At No. 254 in Rua do Ouro, on the northern corner with Rua de Santa Justa, there once stood a particularly unique perfumery, Vogue. Opened in 1952, this shop became a landmark among Lisbon’s perfumeries, being the first to sell Dior, Chanel, Yves St. Laurent products, Austrian and French fashion jewellery, among others.
The shop was small, despite at one time having employed eight staff members, but it contrasted with the impressive size of its display windows lining both streets. On display, besides perfumes and cosmetics, were antique powder boxes, extravagant fashion jewellery, and mannequin heads adorned with turbans—now somewhat out of fashion, but all the more fascinating for it.
As is often inevitable, and perhaps exacerbated by the pandemic and real estate pressures, this Pombaline Downtown icon closed its doors.
In 2022, during renovations of the space by the Atelier de Pastéis de Nata Castro, wall mirrors were removed, revealing an unexpected mural —a signed and dated artwork by Maria Keil from 1953.
This painting, created to embellish a luxurious space dedicated to feminine beauty, depicts a young woman draped in stylised fabrics, with flowers in her hands and surrounding her. The composition flows despite its evident modernist geometric stylization.Observing this image brings to mind Primavera by Italian Renaissance painter Sandro Botticelli, with the figure echoing the nymph attempting to escape the advances of Zephyr, the wind god.
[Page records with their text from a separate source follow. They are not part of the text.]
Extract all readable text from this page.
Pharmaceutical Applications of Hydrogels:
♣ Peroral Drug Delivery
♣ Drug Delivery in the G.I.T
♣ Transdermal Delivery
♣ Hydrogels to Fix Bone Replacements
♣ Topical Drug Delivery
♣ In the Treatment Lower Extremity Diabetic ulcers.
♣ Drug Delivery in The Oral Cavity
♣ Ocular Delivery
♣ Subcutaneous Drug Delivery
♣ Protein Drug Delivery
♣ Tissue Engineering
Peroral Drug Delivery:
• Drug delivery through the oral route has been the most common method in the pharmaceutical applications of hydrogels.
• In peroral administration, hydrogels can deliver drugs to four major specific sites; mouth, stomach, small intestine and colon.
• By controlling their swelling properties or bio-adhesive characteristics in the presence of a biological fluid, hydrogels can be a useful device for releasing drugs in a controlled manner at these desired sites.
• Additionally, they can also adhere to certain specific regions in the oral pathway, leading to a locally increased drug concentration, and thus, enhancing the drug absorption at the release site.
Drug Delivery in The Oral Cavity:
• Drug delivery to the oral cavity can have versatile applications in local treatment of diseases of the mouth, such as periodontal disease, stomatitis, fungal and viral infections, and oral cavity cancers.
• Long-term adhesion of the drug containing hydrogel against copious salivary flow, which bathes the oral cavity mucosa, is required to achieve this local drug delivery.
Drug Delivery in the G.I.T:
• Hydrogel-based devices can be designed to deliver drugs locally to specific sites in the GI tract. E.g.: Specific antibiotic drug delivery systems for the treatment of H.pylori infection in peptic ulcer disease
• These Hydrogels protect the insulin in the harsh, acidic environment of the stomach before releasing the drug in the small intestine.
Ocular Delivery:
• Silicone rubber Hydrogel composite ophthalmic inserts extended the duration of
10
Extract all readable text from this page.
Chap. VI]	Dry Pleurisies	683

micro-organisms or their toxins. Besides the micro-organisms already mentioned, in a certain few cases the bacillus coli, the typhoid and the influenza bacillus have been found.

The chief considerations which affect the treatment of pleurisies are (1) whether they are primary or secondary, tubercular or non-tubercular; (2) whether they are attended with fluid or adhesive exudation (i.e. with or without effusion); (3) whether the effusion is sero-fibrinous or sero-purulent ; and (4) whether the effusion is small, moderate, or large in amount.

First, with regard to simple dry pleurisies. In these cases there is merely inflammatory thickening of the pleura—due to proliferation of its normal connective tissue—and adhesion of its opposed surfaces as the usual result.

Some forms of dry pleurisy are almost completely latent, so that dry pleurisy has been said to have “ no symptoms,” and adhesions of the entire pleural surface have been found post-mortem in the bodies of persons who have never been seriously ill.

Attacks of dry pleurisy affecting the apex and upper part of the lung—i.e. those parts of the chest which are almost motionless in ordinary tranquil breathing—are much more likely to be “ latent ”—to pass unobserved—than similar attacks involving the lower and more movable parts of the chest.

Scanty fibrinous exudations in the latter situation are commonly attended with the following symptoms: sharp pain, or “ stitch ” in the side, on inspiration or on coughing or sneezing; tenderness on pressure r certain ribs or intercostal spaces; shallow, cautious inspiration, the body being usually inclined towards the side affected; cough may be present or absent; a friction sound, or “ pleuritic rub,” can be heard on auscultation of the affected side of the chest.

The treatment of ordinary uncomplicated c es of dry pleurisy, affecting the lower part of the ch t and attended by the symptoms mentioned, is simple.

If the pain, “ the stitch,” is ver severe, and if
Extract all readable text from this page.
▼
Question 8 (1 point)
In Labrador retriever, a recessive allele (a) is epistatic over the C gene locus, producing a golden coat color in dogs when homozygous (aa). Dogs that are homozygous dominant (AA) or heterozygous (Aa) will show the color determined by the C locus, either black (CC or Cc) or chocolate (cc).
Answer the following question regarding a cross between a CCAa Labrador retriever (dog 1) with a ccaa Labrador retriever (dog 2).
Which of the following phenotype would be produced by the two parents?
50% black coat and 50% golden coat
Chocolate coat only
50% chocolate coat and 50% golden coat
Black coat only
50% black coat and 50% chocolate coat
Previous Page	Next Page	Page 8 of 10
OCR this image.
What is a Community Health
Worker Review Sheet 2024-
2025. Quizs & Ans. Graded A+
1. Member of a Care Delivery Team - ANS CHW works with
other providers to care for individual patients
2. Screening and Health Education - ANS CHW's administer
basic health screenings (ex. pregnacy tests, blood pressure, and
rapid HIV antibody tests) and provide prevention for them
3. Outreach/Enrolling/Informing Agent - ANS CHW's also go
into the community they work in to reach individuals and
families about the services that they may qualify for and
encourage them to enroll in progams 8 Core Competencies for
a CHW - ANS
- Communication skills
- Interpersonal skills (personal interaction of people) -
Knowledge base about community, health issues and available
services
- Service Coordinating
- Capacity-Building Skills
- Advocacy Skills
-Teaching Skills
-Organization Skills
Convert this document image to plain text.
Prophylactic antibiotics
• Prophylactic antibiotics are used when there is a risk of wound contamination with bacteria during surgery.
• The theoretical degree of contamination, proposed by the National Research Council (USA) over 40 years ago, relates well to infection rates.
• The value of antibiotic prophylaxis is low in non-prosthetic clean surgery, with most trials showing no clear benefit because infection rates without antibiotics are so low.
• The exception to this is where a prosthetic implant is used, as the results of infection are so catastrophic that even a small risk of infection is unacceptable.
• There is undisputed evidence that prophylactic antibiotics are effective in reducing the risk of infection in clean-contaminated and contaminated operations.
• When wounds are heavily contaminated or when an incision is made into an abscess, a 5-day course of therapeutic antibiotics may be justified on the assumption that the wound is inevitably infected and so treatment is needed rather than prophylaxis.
The black marks contrasting with the green background and the white of the young woman’s skin and veils might even represent this ominous, shadowy figure.
This is a happy story, as the new tenant showed sensitivity by identifying, restoring, and preserving this artistic heritage, shaping the space’s décor around this rediscovered gem.
We close this article on some of Maria Keil’s works in Lisbon with an invitation: visit Castro to enjoy a delicious pastel de nata while you admire this painting.